投資目的をみると、対インドネシア直接投資は内需獲得を狙ったものが多い。ちなみに、2020年についてベトナムと比較すると、直接投資額全体に占める「現地市場進出」(注1)目的の直接投資額の割合は、インドネシアが87.6%、ベトナムが61.6%となった。ここから、第三国向け輸出のための生産拠点としての役割も担っているベトナムに対し、インドネシアは同国の内需獲得を狙った直接投資が中心であることがうかがえる。

金融機関や自動車関連の進出事例目立つ

次に、最近の韓国企業のインドネシア進出事例をみると、幅広い領域で進出していることが確認できる(文末の別表参照)。
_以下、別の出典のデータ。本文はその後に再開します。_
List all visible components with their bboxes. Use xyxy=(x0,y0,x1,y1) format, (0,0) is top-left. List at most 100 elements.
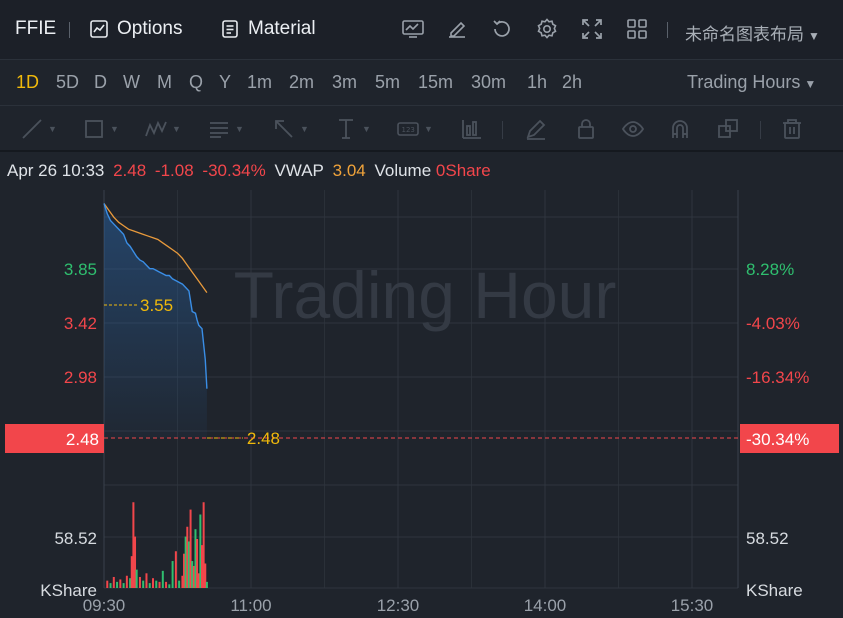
period-5m[interactable]: 5m xyxy=(375,72,401,92)
lock-tool[interactable] xyxy=(574,117,598,141)
current-pct-badge-text: -30.34% xyxy=(746,430,809,449)
trading-hours-selector[interactable]: Trading Hours ▼ xyxy=(687,72,816,93)
volume-bar xyxy=(119,579,122,588)
left-tick-label: 3.85 xyxy=(64,260,97,279)
fullscreen-icon[interactable] xyxy=(580,17,604,41)
volume-bar xyxy=(130,556,133,588)
period-1m[interactable]: 1m xyxy=(247,72,273,92)
right-tick-label: -4.03% xyxy=(746,314,800,333)
vwap-value: 3.04 xyxy=(332,161,366,180)
volume-bar xyxy=(145,573,148,588)
period-m[interactable]: M xyxy=(157,72,172,92)
vwap-label: VWAP xyxy=(274,161,324,180)
volume-bar xyxy=(184,536,187,588)
volume-bar xyxy=(148,583,151,588)
period-2m[interactable]: 2m xyxy=(289,72,315,92)
reset-icon[interactable] xyxy=(490,17,514,41)
ticker-symbol[interactable]: FFIE xyxy=(15,18,57,39)
time-tick-label: 11:00 xyxy=(230,596,271,615)
volume-bar xyxy=(134,536,137,588)
volume-label: Volume xyxy=(374,161,432,180)
rectangle-tool[interactable]: ▼ xyxy=(82,117,119,141)
fib-tool[interactable]: ▼ xyxy=(207,117,244,141)
volume-bar xyxy=(194,529,197,588)
period-5d[interactable]: 5D xyxy=(56,72,80,92)
period-15m[interactable]: 15m xyxy=(418,72,454,92)
volume-bar xyxy=(142,580,145,588)
number-text-icon: 123 xyxy=(397,122,419,136)
volume-bar xyxy=(186,526,189,588)
caret-down-icon: ▼ xyxy=(808,29,820,43)
current-pct-badge xyxy=(740,424,839,453)
period-w[interactable]: W xyxy=(123,72,140,92)
chart-bars-tool[interactable] xyxy=(460,117,484,141)
period-30m[interactable]: 30m xyxy=(471,72,507,92)
options-button[interactable]: Options xyxy=(89,18,182,40)
edit-icon[interactable] xyxy=(445,17,469,41)
trading-hours-label: Trading Hours xyxy=(687,72,801,92)
measure-icon xyxy=(339,119,353,139)
wave-pattern-icon xyxy=(145,120,167,137)
pencil-icon xyxy=(526,119,546,140)
pattern-tool[interactable]: ▼ xyxy=(144,117,181,141)
period-y[interactable]: Y xyxy=(219,72,232,92)
period-d[interactable]: D xyxy=(94,72,107,92)
right-tick-label: -16.34% xyxy=(746,368,809,387)
divider xyxy=(760,121,761,139)
watermark-text: Trading Hour xyxy=(234,258,617,332)
volume-value: 0Share xyxy=(435,161,491,180)
drawing-toolbar: ▼ ▼ ▼ ▼ ▼ ▼ 123 ▼ xyxy=(0,106,843,152)
clone-tool[interactable] xyxy=(716,117,740,141)
volume-bar xyxy=(174,551,177,588)
grid-layout-icon[interactable] xyxy=(625,17,649,41)
indicator-icon[interactable] xyxy=(401,17,425,41)
volume-unit-left: KShare xyxy=(40,581,97,600)
volume-bar xyxy=(158,581,161,588)
right-percent-axis: 8.28% -4.03% -16.34% xyxy=(746,260,809,387)
period-2h[interactable]: 2h xyxy=(562,72,583,92)
gear-icon[interactable] xyxy=(535,17,559,41)
eye-icon xyxy=(621,121,645,137)
time-tick-label: 14:00 xyxy=(524,596,567,615)
layout-name-label: 未命名图表布局 xyxy=(685,25,804,44)
volume-bar xyxy=(204,563,207,588)
magnet-tool[interactable] xyxy=(668,117,692,141)
volume-bar xyxy=(171,561,174,588)
brush-tool[interactable] xyxy=(524,117,548,141)
price-line xyxy=(103,203,208,389)
volume-bar xyxy=(191,561,194,588)
quote-datetime: Apr 26 10:33 xyxy=(7,161,105,180)
volume-bar xyxy=(155,580,158,588)
volume-bar xyxy=(199,514,202,588)
magnet-icon xyxy=(672,120,688,138)
material-button[interactable]: Material xyxy=(220,18,316,40)
quote-price: 2.48 xyxy=(113,161,147,180)
right-tick-label: 8.28% xyxy=(746,260,794,279)
volume-bar xyxy=(168,584,171,588)
delete-tool[interactable] xyxy=(780,117,804,141)
rectangle-tool-icon xyxy=(85,120,103,138)
period-q[interactable]: Q xyxy=(189,72,204,92)
volume-axis-tick-left: 58.52 xyxy=(54,529,97,548)
volume-bar xyxy=(135,569,138,588)
arrow-tool[interactable]: ▼ xyxy=(272,117,309,141)
left-tick-label: 2.98 xyxy=(64,368,97,387)
period-1d[interactable]: 1D xyxy=(16,72,40,92)
text-tool[interactable]: 123 ▼ xyxy=(396,117,433,141)
volume-bar xyxy=(196,539,199,588)
layout-selector[interactable]: 未命名图表布局 ▼ xyxy=(685,20,820,45)
current-price-badge xyxy=(5,424,104,453)
measure-tool[interactable]: ▼ xyxy=(334,117,371,141)
visibility-tool[interactable] xyxy=(621,117,645,141)
volume-bar xyxy=(165,581,168,588)
period-3m[interactable]: 3m xyxy=(332,72,358,92)
quote-change-pct: -30.34% xyxy=(202,161,266,180)
time-axis: 09:30 11:00 12:30 14:00 15:30 xyxy=(83,596,714,615)
line-tool-icon xyxy=(22,119,42,139)
intraday-chart[interactable]: Trading Hour 3.55 2.48 3.85 3.42 2.98 8.28… xyxy=(0,185,843,618)
volume-bar xyxy=(189,509,192,588)
line-tool[interactable]: ▼ xyxy=(20,117,57,141)
period-1h[interactable]: 1h xyxy=(527,72,548,92)
volume-bar xyxy=(161,570,164,588)
trash-icon xyxy=(783,119,801,139)
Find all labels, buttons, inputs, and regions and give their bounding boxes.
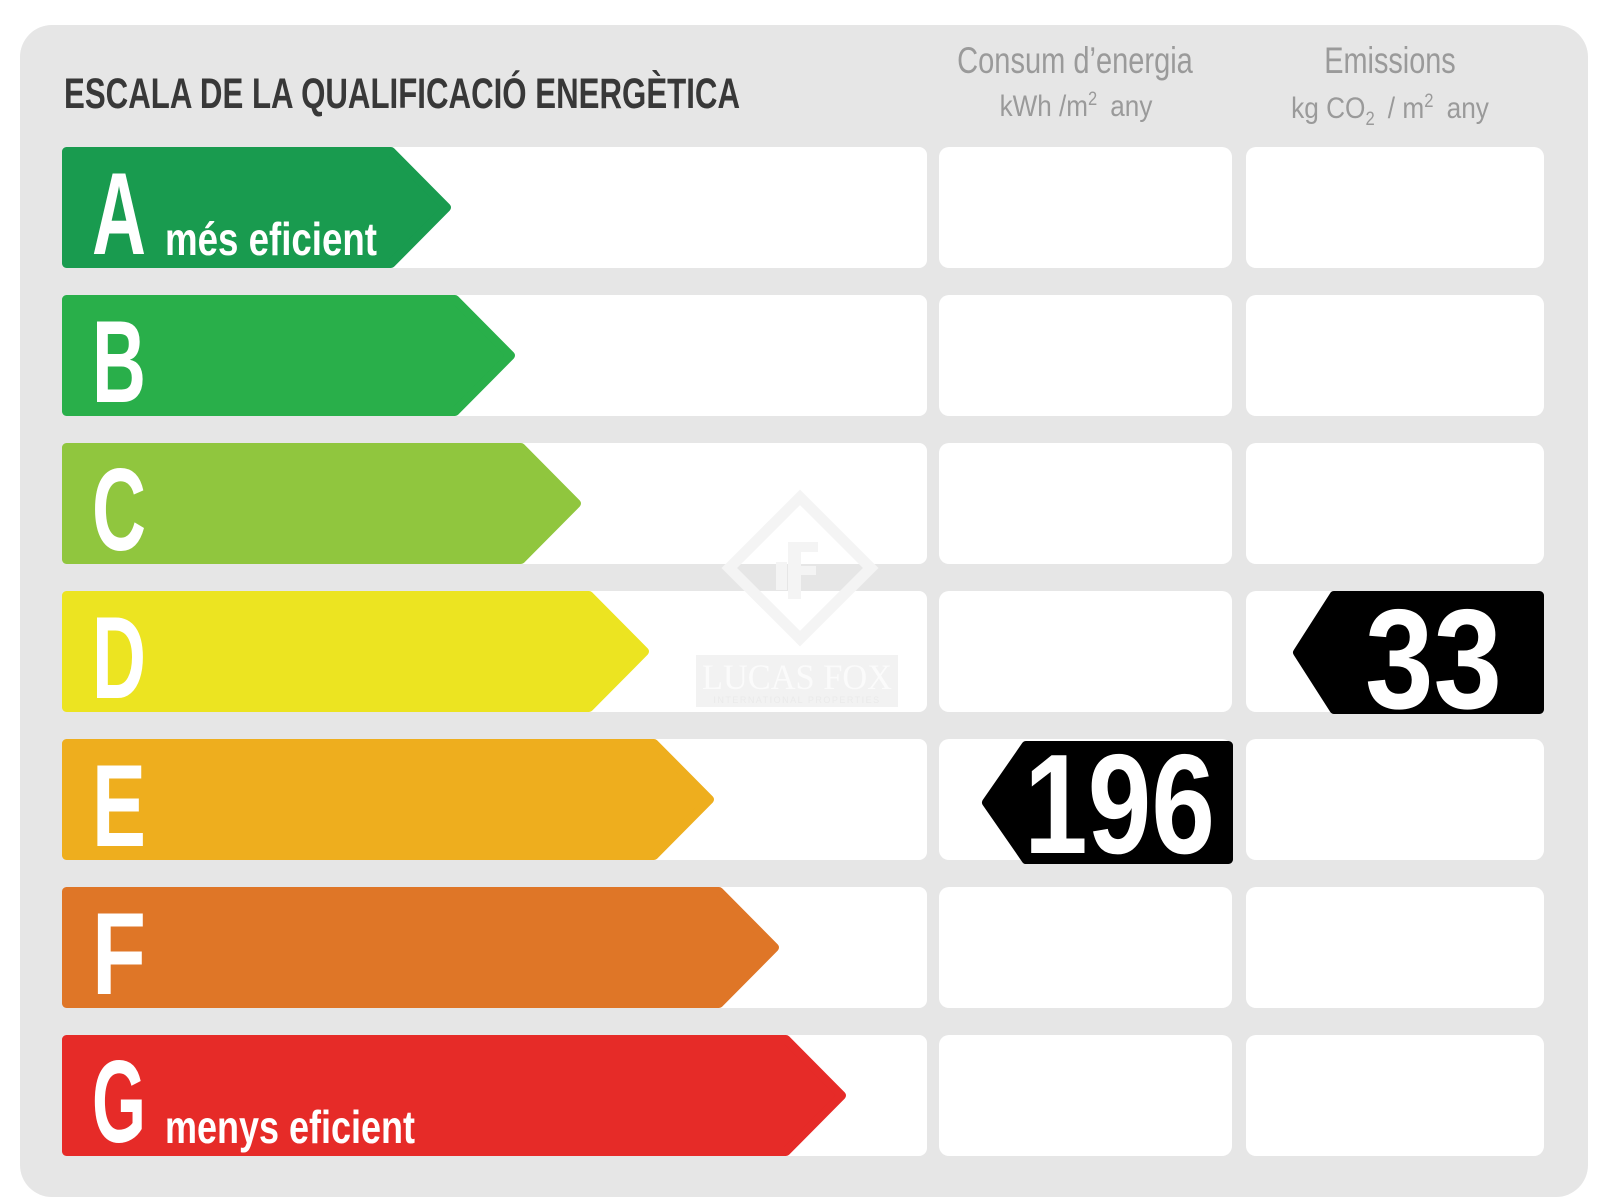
- svg-text:E: E: [92, 740, 146, 871]
- svg-text:A: A: [92, 148, 146, 279]
- svg-text:més eficient: més eficient: [165, 213, 377, 265]
- svg-text:C: C: [92, 444, 146, 575]
- svg-text:ESCALA DE LA QUALIFICACIÓ ENER: ESCALA DE LA QUALIFICACIÓ ENERGÈTICA: [64, 69, 740, 118]
- svg-text:196: 196: [1024, 725, 1215, 884]
- svg-text:D: D: [92, 592, 146, 723]
- svg-text:menys eficient: menys eficient: [165, 1101, 415, 1153]
- svg-text:Consum d’energia: Consum d’energia: [957, 41, 1193, 82]
- svg-text:B: B: [92, 296, 146, 427]
- svg-text:kg CO2 / m2 any: kg CO2 / m2 any: [1291, 90, 1490, 129]
- svg-text:F: F: [92, 888, 146, 1019]
- svg-text:Emissions: Emissions: [1324, 41, 1455, 82]
- svg-text:kWh /m2 any: kWh /m2 any: [1000, 88, 1153, 122]
- svg-text:33: 33: [1365, 580, 1502, 739]
- svg-text:LUCAS FOX: LUCAS FOX: [702, 657, 892, 697]
- svg-text:G: G: [92, 1036, 146, 1167]
- svg-text:INTERNATIONAL PROPERTIES: INTERNATIONAL PROPERTIES: [713, 695, 880, 705]
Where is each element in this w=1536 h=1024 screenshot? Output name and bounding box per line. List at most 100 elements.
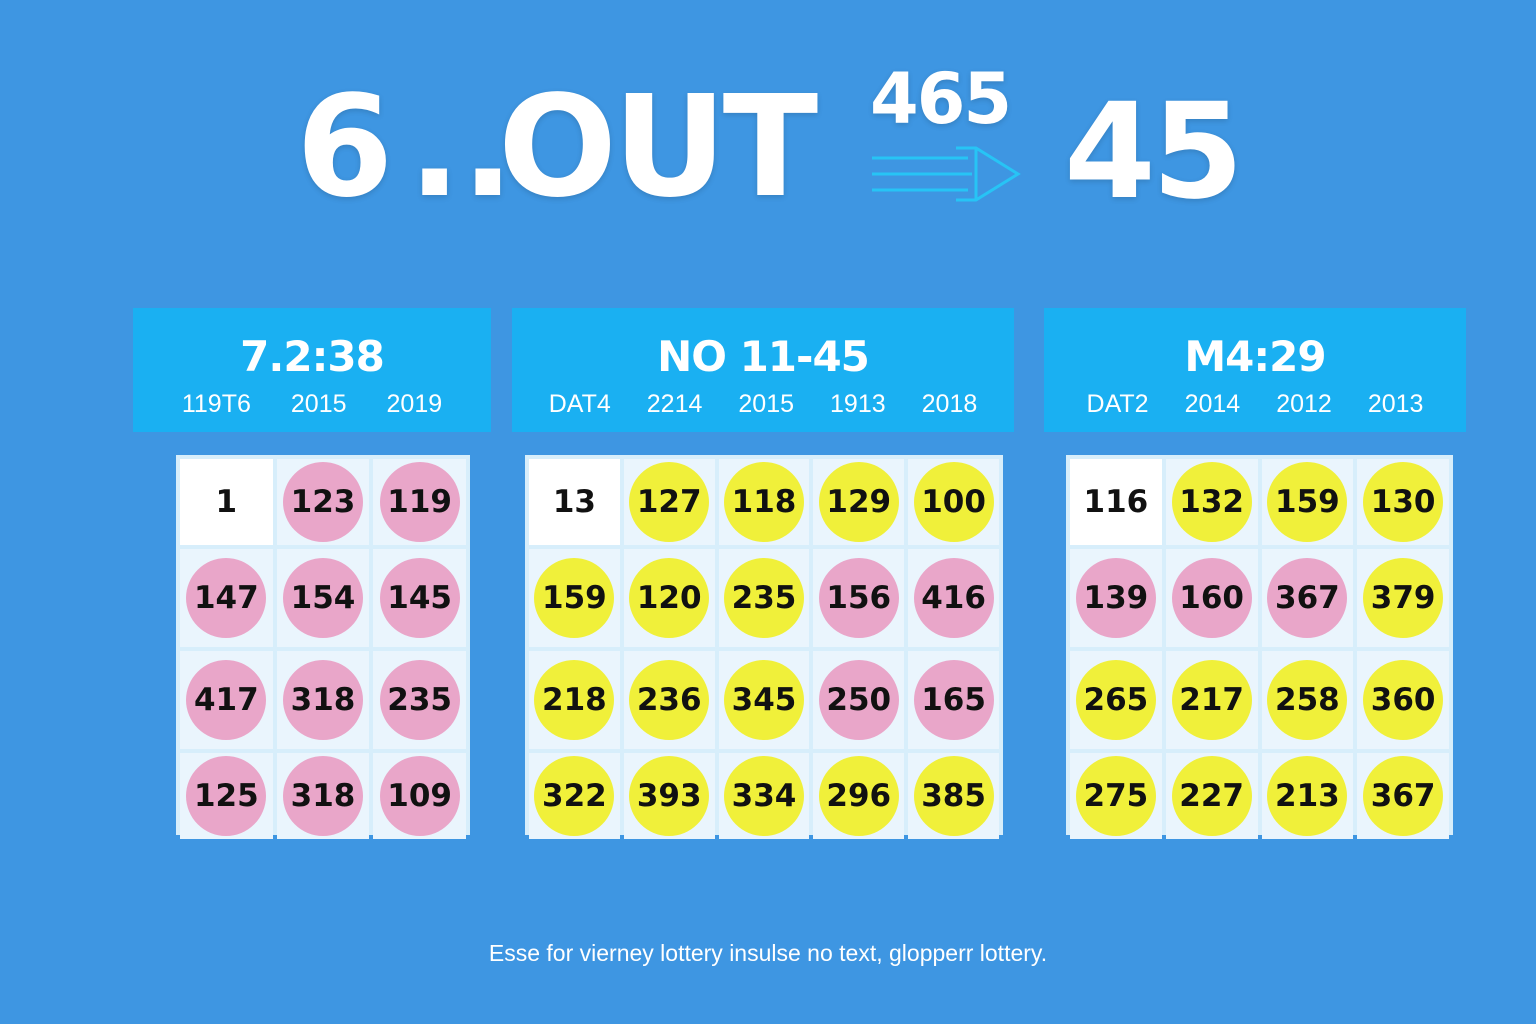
grid-cell: 258 xyxy=(1261,651,1354,749)
number-ball: 156 xyxy=(818,558,899,638)
column-label: 2012 xyxy=(1276,390,1332,418)
grid-cell: 318 xyxy=(276,651,370,749)
hero-banner: 6 .. OUT 465 45 xyxy=(0,0,1536,260)
hero-right-number: 45 xyxy=(1064,75,1244,229)
panel-header: NO 11-45 DAT4 2214 2015 1913 2018 xyxy=(512,308,1014,432)
grid-cell: 159 xyxy=(1261,459,1354,545)
grid-cell: 1 xyxy=(180,459,273,545)
grid-cell: 13 xyxy=(529,459,620,545)
grid-cell: 132 xyxy=(1165,459,1258,545)
grid-cell: 100 xyxy=(908,459,999,545)
grid-cell: 116 xyxy=(1070,459,1162,545)
number-ball: 367 xyxy=(1267,558,1348,638)
number-ball: 296 xyxy=(818,756,899,836)
number-label: 1 xyxy=(215,484,238,520)
number-ball: 385 xyxy=(913,756,994,836)
grid-cell: 318 xyxy=(276,753,370,839)
number-ball: 100 xyxy=(913,462,994,542)
column-label: 2013 xyxy=(1367,390,1424,418)
grid-cell: 109 xyxy=(373,753,466,839)
number-ball: 345 xyxy=(723,660,804,740)
grid-cell: 417 xyxy=(180,651,273,749)
number-ball: 109 xyxy=(379,756,460,836)
grid-cell: 129 xyxy=(813,459,905,545)
grid-cell: 139 xyxy=(1070,549,1162,647)
grid-cell: 236 xyxy=(623,651,715,749)
grid-cell: 120 xyxy=(623,549,715,647)
grid-cell: 379 xyxy=(1357,549,1449,647)
number-ball: 275 xyxy=(1075,756,1156,836)
grid-cell: 367 xyxy=(1357,753,1449,839)
hero-dots: .. xyxy=(408,66,515,229)
grid-cell: 125 xyxy=(180,753,273,839)
grid-cell: 227 xyxy=(1165,753,1258,839)
number-ball: 379 xyxy=(1363,558,1444,638)
panel-column-labels: DAT2 2014 2012 2013 xyxy=(1044,390,1466,419)
number-ball: 235 xyxy=(723,558,804,638)
panel-column-labels: 119T6 2015 2019 xyxy=(133,390,491,419)
grid-cell: 250 xyxy=(813,651,905,749)
grid-cell: 154 xyxy=(276,549,370,647)
number-ball: 154 xyxy=(282,558,363,638)
number-ball: 417 xyxy=(186,660,267,740)
number-ball: 125 xyxy=(186,756,267,836)
grid-cell: 296 xyxy=(813,753,905,839)
grid-cell: 159 xyxy=(529,549,620,647)
column-label: 1913 xyxy=(830,390,886,418)
number-grid-1: 1 123 119 147 154 145 417 318 235 125 318 109 xyxy=(176,455,470,839)
number-ball: 129 xyxy=(818,462,899,542)
number-ball: 160 xyxy=(1171,558,1252,638)
column-label: 2018 xyxy=(921,390,978,418)
panel-header: M4:29 DAT2 2014 2012 2013 xyxy=(1044,308,1466,432)
grid-cell: 145 xyxy=(373,549,466,647)
grid-cell: 235 xyxy=(373,651,466,749)
panel-title: 7.2:38 xyxy=(240,332,385,381)
grid-cell: 156 xyxy=(813,549,905,647)
number-ball: 139 xyxy=(1075,558,1156,638)
grid-cell: 360 xyxy=(1357,651,1449,749)
grid-cell: 123 xyxy=(276,459,370,545)
grid-cell: 130 xyxy=(1357,459,1449,545)
number-ball: 258 xyxy=(1267,660,1348,740)
column-label: 2015 xyxy=(290,390,347,418)
number-ball: 165 xyxy=(913,660,994,740)
number-ball: 159 xyxy=(1267,462,1348,542)
number-ball: 123 xyxy=(282,462,363,542)
number-ball: 318 xyxy=(282,756,363,836)
number-ball: 334 xyxy=(723,756,804,836)
panel-title: M4:29 xyxy=(1184,332,1326,381)
number-ball: 393 xyxy=(629,756,710,836)
number-ball: 119 xyxy=(379,462,460,542)
number-ball: 132 xyxy=(1171,462,1252,542)
number-ball: 367 xyxy=(1363,756,1444,836)
column-label: 2014 xyxy=(1184,390,1241,418)
grid-cell: 213 xyxy=(1261,753,1354,839)
number-ball: 218 xyxy=(534,660,615,740)
number-ball: 318 xyxy=(282,660,363,740)
panel-column-labels: DAT4 2214 2015 1913 2018 xyxy=(512,390,1014,419)
number-ball: 227 xyxy=(1171,756,1252,836)
grid-cell: 334 xyxy=(718,753,810,839)
grid-cell: 385 xyxy=(908,753,999,839)
grid-cell: 217 xyxy=(1165,651,1258,749)
grid-cell: 275 xyxy=(1070,753,1162,839)
number-grid-2: 13 127 118 129 100 159 120 235 156 416 218 236 345 25… xyxy=(525,455,1003,839)
number-grid-3: 116 132 159 130 139 160 367 379 265 217 258 360 275 2… xyxy=(1066,455,1453,839)
number-ball: 147 xyxy=(186,558,267,638)
number-ball: 360 xyxy=(1363,660,1444,740)
grid-cell: 345 xyxy=(718,651,810,749)
grid-cell: 322 xyxy=(529,753,620,839)
grid-cell: 367 xyxy=(1261,549,1354,647)
panel-title: NO 11-45 xyxy=(657,332,870,381)
grid-cell: 416 xyxy=(908,549,999,647)
grid-cell: 265 xyxy=(1070,651,1162,749)
number-label: 116 xyxy=(1083,484,1149,520)
number-ball: 145 xyxy=(379,558,460,638)
column-label: 2214 xyxy=(646,390,703,418)
grid-cell: 393 xyxy=(623,753,715,839)
footer-caption: Esse for vierney lottery insulse no text… xyxy=(488,940,1048,966)
hero-small-number: 465 xyxy=(870,58,1012,140)
number-ball: 322 xyxy=(534,756,615,836)
column-label: DAT4 xyxy=(548,390,611,418)
number-ball: 127 xyxy=(629,462,710,542)
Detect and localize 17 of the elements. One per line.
まず目に付くのは、金融機関の積極的な進出だ。現地銀行に対する韓国の銀行の出資や買収の事例が多くみられる。銀行だけではない。リースや自動車ローンなど、その他の金融分野でもインドネシア進出事例がある。こうした金融分野の積極的な進出は、前述の直接投資統計の傾向を裏付けるものだ。

次いで、自動車関連では、現代自動車が完成車工場建設(2019年11月)を進めている。このほか、現代トランシス(2020年7月)といった自動車部品メーカや、KBキャピタル(2020年6月)、現代オートエバー(2020年10月)など、その他の自動車関連企業の進出も相次ぐ。直近では、現代自動車グループとLGエナジーソリューションによる車載電池工場建設計画(2021年7月)が発表されている。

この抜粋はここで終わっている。